Dry-Fried Yellow Croaker/or other whole fish
Ingredients
1 whole yellow croaker about 2 lb (1 kg) (or similar fish) 2 tsp. salt, or to taste
(we never use coraker coz we don't like it... white/silver pomfret is in my family.)
2 tsp. rice wine (best use "shao xing cooking wine". it's yellowish liquid.)
4 tsp. tapioca/cornstarch (tapioca flour makes meats/fish more crispy.)
1 tsp. light soy sauce
enough vegetable oil for deep-frying
1 egg
to serve:
some spiced pepper-salt (mix enough salt and fine white pepper powder together.) be careful not to make it too salty!
chopped green onions, and chiles

Preparation
Draw, scale and wash the fish. Make 3.5 diagonal slashes on each side. Rub the rice wine and soy sauce on the sides and let marinate about 15 minutes.
Mix the egg, salt, and cornflour into a paste and coat the fish.
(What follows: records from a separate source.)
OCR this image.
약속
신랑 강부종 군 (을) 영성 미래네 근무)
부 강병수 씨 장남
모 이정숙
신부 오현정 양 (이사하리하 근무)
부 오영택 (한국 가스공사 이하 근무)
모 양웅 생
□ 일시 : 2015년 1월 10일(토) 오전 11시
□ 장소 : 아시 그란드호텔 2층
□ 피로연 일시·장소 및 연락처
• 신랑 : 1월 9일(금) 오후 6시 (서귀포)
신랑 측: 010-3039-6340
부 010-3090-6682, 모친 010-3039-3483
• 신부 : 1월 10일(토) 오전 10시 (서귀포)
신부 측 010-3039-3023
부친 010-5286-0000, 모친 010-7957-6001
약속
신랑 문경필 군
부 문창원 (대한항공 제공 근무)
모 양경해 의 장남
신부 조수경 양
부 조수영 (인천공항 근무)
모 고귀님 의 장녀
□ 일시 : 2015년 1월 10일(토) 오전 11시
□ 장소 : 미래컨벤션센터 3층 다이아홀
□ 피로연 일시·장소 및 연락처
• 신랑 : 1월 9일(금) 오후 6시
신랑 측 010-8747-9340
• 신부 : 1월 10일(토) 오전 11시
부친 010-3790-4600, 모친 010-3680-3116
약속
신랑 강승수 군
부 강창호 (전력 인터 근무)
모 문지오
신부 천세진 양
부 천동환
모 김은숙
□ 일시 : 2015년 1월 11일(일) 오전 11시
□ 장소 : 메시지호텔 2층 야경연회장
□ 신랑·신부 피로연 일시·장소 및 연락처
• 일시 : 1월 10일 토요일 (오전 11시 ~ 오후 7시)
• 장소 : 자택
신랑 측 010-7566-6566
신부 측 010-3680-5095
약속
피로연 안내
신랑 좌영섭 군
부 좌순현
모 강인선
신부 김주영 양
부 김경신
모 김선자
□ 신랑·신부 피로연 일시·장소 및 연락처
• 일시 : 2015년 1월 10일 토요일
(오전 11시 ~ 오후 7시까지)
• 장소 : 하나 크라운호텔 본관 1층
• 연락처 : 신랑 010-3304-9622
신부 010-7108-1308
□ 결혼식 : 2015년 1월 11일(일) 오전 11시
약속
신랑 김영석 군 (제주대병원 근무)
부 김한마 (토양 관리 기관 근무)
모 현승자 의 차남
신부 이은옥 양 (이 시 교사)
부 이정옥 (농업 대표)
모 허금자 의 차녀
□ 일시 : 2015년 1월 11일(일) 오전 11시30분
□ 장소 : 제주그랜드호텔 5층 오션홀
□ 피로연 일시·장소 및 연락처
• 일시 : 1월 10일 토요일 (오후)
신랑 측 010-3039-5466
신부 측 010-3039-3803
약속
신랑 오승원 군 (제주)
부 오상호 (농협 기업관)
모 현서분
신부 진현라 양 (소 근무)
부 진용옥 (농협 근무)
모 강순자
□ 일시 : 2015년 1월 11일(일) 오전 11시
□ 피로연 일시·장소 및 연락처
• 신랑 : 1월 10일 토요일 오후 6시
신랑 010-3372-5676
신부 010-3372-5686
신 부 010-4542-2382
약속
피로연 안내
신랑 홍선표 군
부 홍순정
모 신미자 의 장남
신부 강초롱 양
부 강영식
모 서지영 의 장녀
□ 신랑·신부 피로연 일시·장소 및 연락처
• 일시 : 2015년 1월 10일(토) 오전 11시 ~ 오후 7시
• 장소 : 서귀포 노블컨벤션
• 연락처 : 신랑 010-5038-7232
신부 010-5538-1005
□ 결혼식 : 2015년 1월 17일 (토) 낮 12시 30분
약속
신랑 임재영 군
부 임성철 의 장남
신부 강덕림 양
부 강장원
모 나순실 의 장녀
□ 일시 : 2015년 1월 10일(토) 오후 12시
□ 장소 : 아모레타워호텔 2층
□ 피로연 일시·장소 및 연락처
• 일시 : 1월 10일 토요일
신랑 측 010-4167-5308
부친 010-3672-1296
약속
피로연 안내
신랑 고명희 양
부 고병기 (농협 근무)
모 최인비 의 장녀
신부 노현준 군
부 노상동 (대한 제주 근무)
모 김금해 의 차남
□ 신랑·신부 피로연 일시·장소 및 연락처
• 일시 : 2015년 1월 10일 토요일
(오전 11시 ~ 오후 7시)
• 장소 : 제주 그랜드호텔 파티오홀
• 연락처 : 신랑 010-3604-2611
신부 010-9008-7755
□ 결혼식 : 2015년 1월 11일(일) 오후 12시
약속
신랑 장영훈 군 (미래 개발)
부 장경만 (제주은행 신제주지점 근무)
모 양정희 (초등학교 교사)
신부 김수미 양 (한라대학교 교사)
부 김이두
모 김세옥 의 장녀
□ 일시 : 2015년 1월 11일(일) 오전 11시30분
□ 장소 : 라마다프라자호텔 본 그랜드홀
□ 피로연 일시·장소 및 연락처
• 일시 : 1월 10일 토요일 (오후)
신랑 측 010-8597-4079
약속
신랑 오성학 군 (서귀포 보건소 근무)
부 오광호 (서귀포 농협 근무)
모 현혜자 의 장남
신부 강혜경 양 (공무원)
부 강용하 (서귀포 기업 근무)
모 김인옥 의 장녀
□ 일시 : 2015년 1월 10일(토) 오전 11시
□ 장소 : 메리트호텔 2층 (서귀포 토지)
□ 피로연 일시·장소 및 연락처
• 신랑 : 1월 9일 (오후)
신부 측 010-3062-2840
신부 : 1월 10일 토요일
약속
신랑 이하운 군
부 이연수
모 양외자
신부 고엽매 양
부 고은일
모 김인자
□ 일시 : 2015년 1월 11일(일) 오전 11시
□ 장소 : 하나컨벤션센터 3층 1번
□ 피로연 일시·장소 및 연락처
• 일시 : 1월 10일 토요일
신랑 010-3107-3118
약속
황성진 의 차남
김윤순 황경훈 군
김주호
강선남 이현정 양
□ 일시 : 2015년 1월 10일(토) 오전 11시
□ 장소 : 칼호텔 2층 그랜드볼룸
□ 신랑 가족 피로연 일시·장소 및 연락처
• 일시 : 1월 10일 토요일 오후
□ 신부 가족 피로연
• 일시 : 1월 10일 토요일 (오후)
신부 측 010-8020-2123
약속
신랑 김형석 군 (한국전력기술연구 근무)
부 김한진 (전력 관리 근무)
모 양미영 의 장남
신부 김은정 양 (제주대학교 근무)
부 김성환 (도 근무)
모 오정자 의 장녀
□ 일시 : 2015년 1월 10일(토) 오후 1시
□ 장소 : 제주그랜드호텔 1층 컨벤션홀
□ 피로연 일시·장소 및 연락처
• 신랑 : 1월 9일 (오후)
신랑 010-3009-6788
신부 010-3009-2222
Heat the oil in a wok to 350oF(180oC). Deep-fry the fish until the coating hardens. Remove and drain. Reheat the oil to 400oF(205oC), and deep-fry the fish until brown. Remove, drain well. Sprinkle some pepper salt (not too much) on a serving plate. Add the fish then sprinkle some more pepper-salt. Only add chopped spring onions and chopped chilies on top of the fish.